À partir de 1540, le protestantisme prend de l’importance à Issoire où les guerres de religion sont particulièrement meurtrières.

Durant cette période, sous l’abbatiat de Louis Authier de Villemontée, le désordre s’installe dans le monastère. Le 15 octobre 1575, le capitaine huguenot Merle s’empare de la cité et la pille. La ville, bien que bénéficiant de fortifications (avec trois portes : au sud la porte du Pont, à l’est la porte du Ponteil, au nord la porte de la Berbiziale), est reprise le 1er juin 1577 par les troupes catholiques de l’armée royale, sous le commandement du duc d’Anjou, qui commettent à leur tour maintes exactions. Une légende évoque même une colonne placée sur les ruines de la ville avec les inscriptions : « Icy fust Yssoire ». C’est également durant cette période trouble des guerres de religion que la plupart des archives issoiriennes ont été détruites. La reconstruction de la ville débute à partir du 1er avril 1578.

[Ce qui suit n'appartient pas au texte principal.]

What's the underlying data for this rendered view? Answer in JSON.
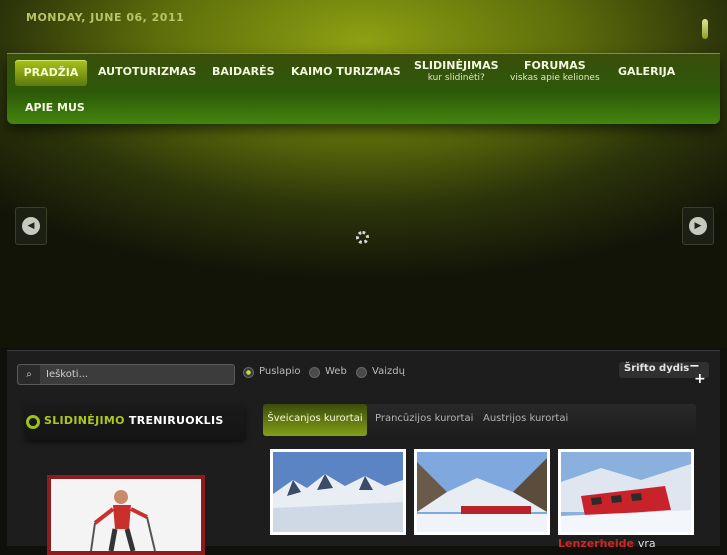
{
  "header": {
    "date": "MONDAY, JUNE 06, 2011"
  },
  "nav": {
    "items": [
      {
        "label": "PRADŽIA",
        "sub": "",
        "active": true
      },
      {
        "label": "AUTOTURIZMAS",
        "sub": ""
      },
      {
        "label": "BAIDARĖS",
        "sub": ""
      },
      {
        "label": "KAIMO TURIZMAS",
        "sub": ""
      },
      {
        "label": "SLIDINĖJIMAS",
        "sub": "kur slidinėti?"
      },
      {
        "label": "FORUMAS",
        "sub": "viskas apie keliones"
      },
      {
        "label": "GALERIJA",
        "sub": ""
      },
      {
        "label": "APIE MUS",
        "sub": ""
      }
    ]
  },
  "slider": {
    "prev_icon": "arrow-left-icon",
    "next_icon": "arrow-right-icon",
    "loading_icon": "spinner-icon"
  },
  "search": {
    "placeholder": "Ieškoti...",
    "button_icon": "search-icon",
    "options": [
      {
        "label": "Puslapio",
        "selected": true
      },
      {
        "label": "Web",
        "selected": false
      },
      {
        "label": "Vaizdų",
        "selected": false
      }
    ]
  },
  "font_size": {
    "label": "Šrifto dydis",
    "minus": "−",
    "plus": "+"
  },
  "module": {
    "title_highlight": "SLIDINĖJIMO",
    "title_rest": "TRENIRUOKLIS"
  },
  "tabs": [
    {
      "label": "Šveicanjos kurortai",
      "active": true
    },
    {
      "label": "Prancūzijos kurortai",
      "active": false
    },
    {
      "label": "Austrijos kurortai",
      "active": false
    }
  ],
  "thumbs": {
    "caption_red": "Lenzerheide",
    "caption_rest": "vra"
  },
  "colors": {
    "accent": "#9fbf19",
    "nav_bg": "#2c5a08",
    "content_bg": "#1d1d1d",
    "caption_red": "#d02525"
  }
}
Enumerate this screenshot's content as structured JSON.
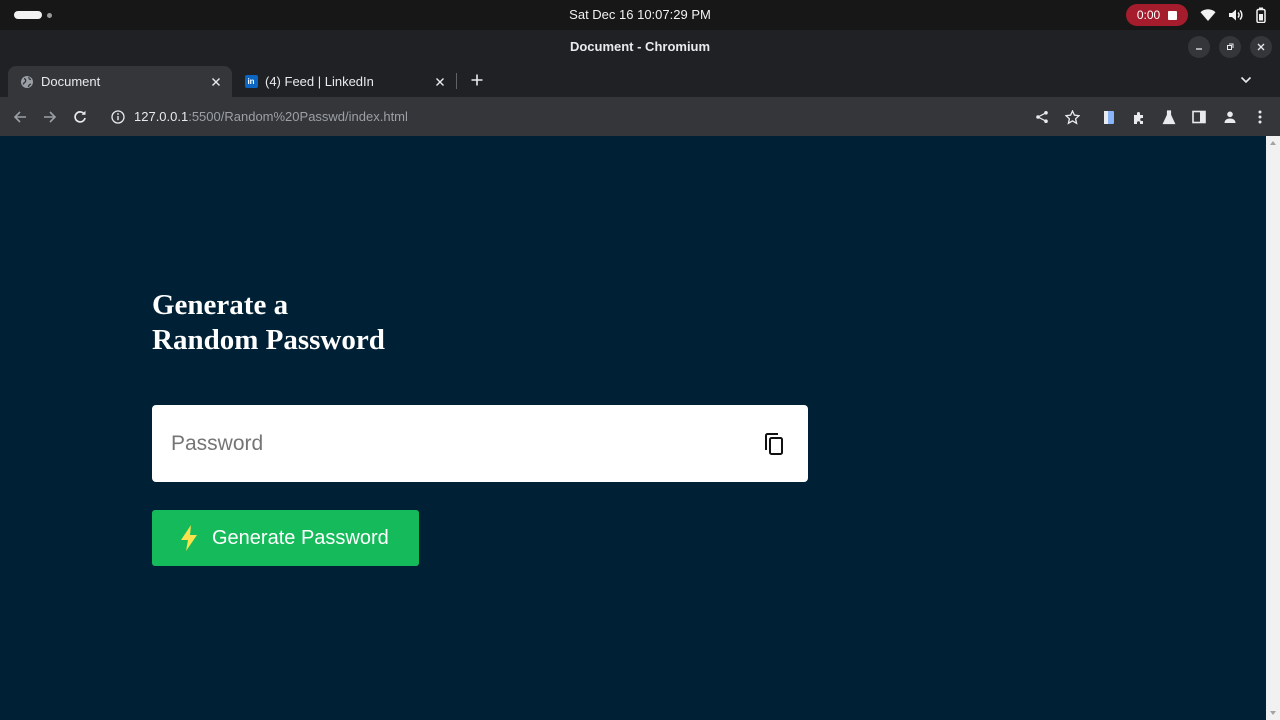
{
  "system_bar": {
    "clock": "Sat Dec 16  10:07:29 PM",
    "recording_time": "0:00"
  },
  "window": {
    "title": "Document - Chromium"
  },
  "tabs": [
    {
      "title": "Document",
      "icon": "globe-icon",
      "active": true
    },
    {
      "title": "(4) Feed | LinkedIn",
      "icon": "linkedin-icon",
      "active": false
    }
  ],
  "linkedin_badge": "in",
  "omnibox": {
    "url_host": "127.0.0.1",
    "url_rest": ":5500/Random%20Passwd/index.html"
  },
  "page": {
    "background": "#002135",
    "heading_line1": "Generate a",
    "heading_line2": "Random Password",
    "password_placeholder": "Password",
    "password_value": "",
    "generate_label": "Generate Password",
    "button_color": "#15bb5b",
    "bolt_color": "#f9e24b"
  }
}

Au XVIIe siècle, le rôle d’Issoire s’accroît. Malgré une épidémie de peste qui fait de nombreuses victimes en 1629, la cité se repeuple rapidement.

Sur le plan adminis

tratif, la même année, Issoire devient le siège d’une élection (circonscription financière relevant d’officiers de finances) qui comprend 135 paroisses et se compose d’un
président, d’un lieutenant, de deux élus et d’un procureur du roi. Le 24 février 1665, l’abbé Martial Chanut (1611–1695, abbé d’Issoire, aumônier de la reine Anne d’Autriche et visiteur général des Carmélites de France pendant trente ans, traducteur de nombreux ouvrages) introduit à Issoire la réforme de Saint- Maur contribuant à la prospérité du monastère. Ainsi, cette affiliation permet la rénovation des bâtiments conventuels. Issoire est constituée de deux paroisses, Saint-Avit (au nord de la ville) et Saint-Paul (au centre de la ville).

Au XVIIIe siècle, les fortifications sont abattues.

En 1700, l’abbé cède son titre de haut justicier de l’abbaye au roi Louis XIV qui installe une Prévôté royale à Issoire (constituée d’un lieutenant général, un lieutenant particulier, deux conseillers assesseurs, un procureur du roi, assistés d’un huissier et d’un greffier). Le monastère connaît de profonds troubles d’ordre moral et financier. Philippe Gabriel Dejuin de Siran sera le dernier abbé d’Issoire de 1783 à 1790.
Du point de vue administratif, un subdélégué représentant l’intendant (commissaire royal établi dans une généralité) est installé à Issoire à partir de 1720. Issoire est également le siège du contrôle des actes des notaires, d’un entrepôt du tabac et d’un service des postes.